WORDS WRITTEN ON THE SAND


WORDS WRITTEN ON THE SAND

On an occasion at Jerusalem, Jesus found Himself be­fore a woman—the Adulteress. A shouting crowd pushed her forward. The woman, hiding her face with her hands and with her hair, stood before Him, without speaking. Jesus had taught that wife and husband should be perfectly one, and He detested adultery. But He detested still more the cowardice of tale-bearers, the hounding by the merciless, and the nerve of sinners presuming to set themselves up as judges of sin. Jesus could not forgive the woman who had brutally disobeyed the law of God, but He did not wish to condemn her, because her accusers had no right to be seeking her death. And He stooped down and with His finger wrote upon the ground. It is the first and last time that we see Jesus lower Himself to this trivial operation. No one has ever known what He wrote at that moment, standing there before the woman trembling in her shame, like a deer set upon by a pack of snarling hounds. He chose the sand on which to write ex­pressly that the wind might carry away the words, which would perhaps frighten men if they could read them. But the shame­less persecutors insisted that the woman should be stoned. Then Jesus lifted Himself up, looked deep into their eyes and souls, one by one: "He that is without sin among you, let him first cast a stone at her." (John 8:7)

We are all of us guilty of the faults of our brothers. From the first to the last we are all daily accomplices, although too often unpunished. The Adulteress would not have betrayed her husband if men had not tempted her, if her husband had made himself better loved; the thief would not rob if the rich man's heart were not so hard; the assassin would not kill if he had not been harshly treated; there would be no pros­titutes if men knew how to crush their depravity. Only the innocents would have the right to judge; but on this earth there are no innocents, and even if there were, their mercy would be stronger than justice itself.

Such thoughts had never occurred to those angry spies, but Christ's words troubled them. Every one of them thought of his own betrayals, his own secret and perhaps recent sins of the flesh. Every soul there was like a sewer which when the stone is raised exhales a fetid gust of nauseous vapor. The old men were the first to go. Then, little by little, all the others, avoiding each other's eyes, scattered and dispersed. The open place was empty. Jesus had again stooped down to write upon the ground. The woman had heard the shuffling of the depart­ing feet, and heard no longer any voice crying for her death, but she did not dare to raise her eyes because she knew that One alone had remained, the Innocent,—the only one who had the right to throw against her the deadly stones. Jesus for the second time lifted Himself up and saw no one.

"Woman, where are those thine accusers? Hath no man condemned thee?" (John 8:10)

"No man, Lord."

"Neither do I condemn thee: go and sin no more."

And for the first time the Adulteress dared to look in the face of her liberator. She did not understand His words.

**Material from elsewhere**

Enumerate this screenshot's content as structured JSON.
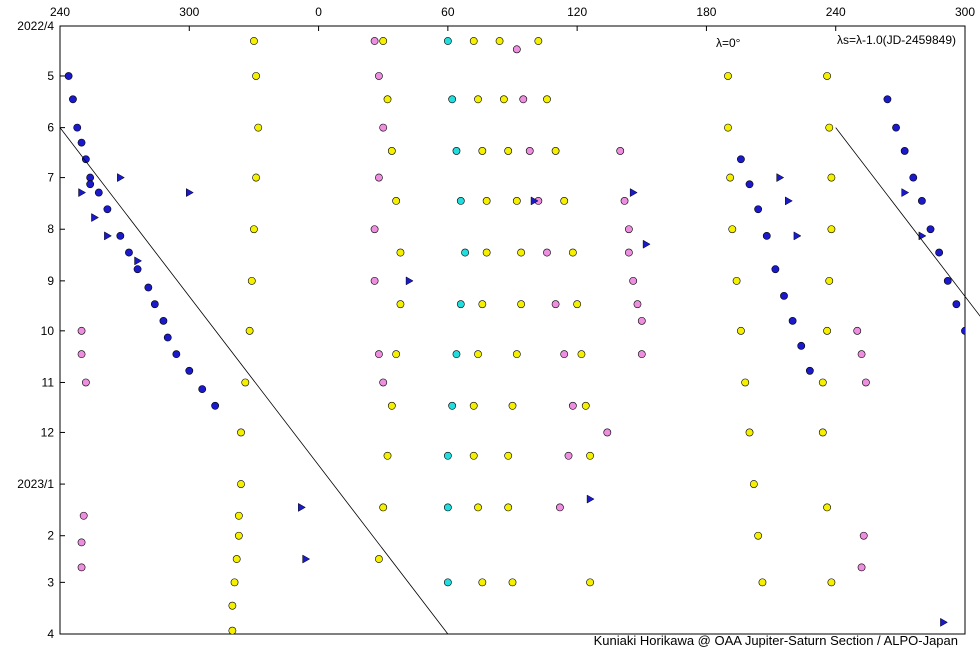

What she had done was evidently a sin in His eyes because he commanded her to "sin no more"; and yet he had so acted that the others did not condemn her. And now He also did not wish to condemn her. What man was this so different from all the others, who hated sin but forgave the sinner? She would have wished to turn to Him with a question, to murmur a word of thanks, to reward Him at least with a smile, because her soul was weak and her lips beautiful. But Jesus had begun again to write on the ground of the court, His head lowered, and she saw only the silky waves of His hair shining in the sun, and His finger moving slowly over the sunlit earth.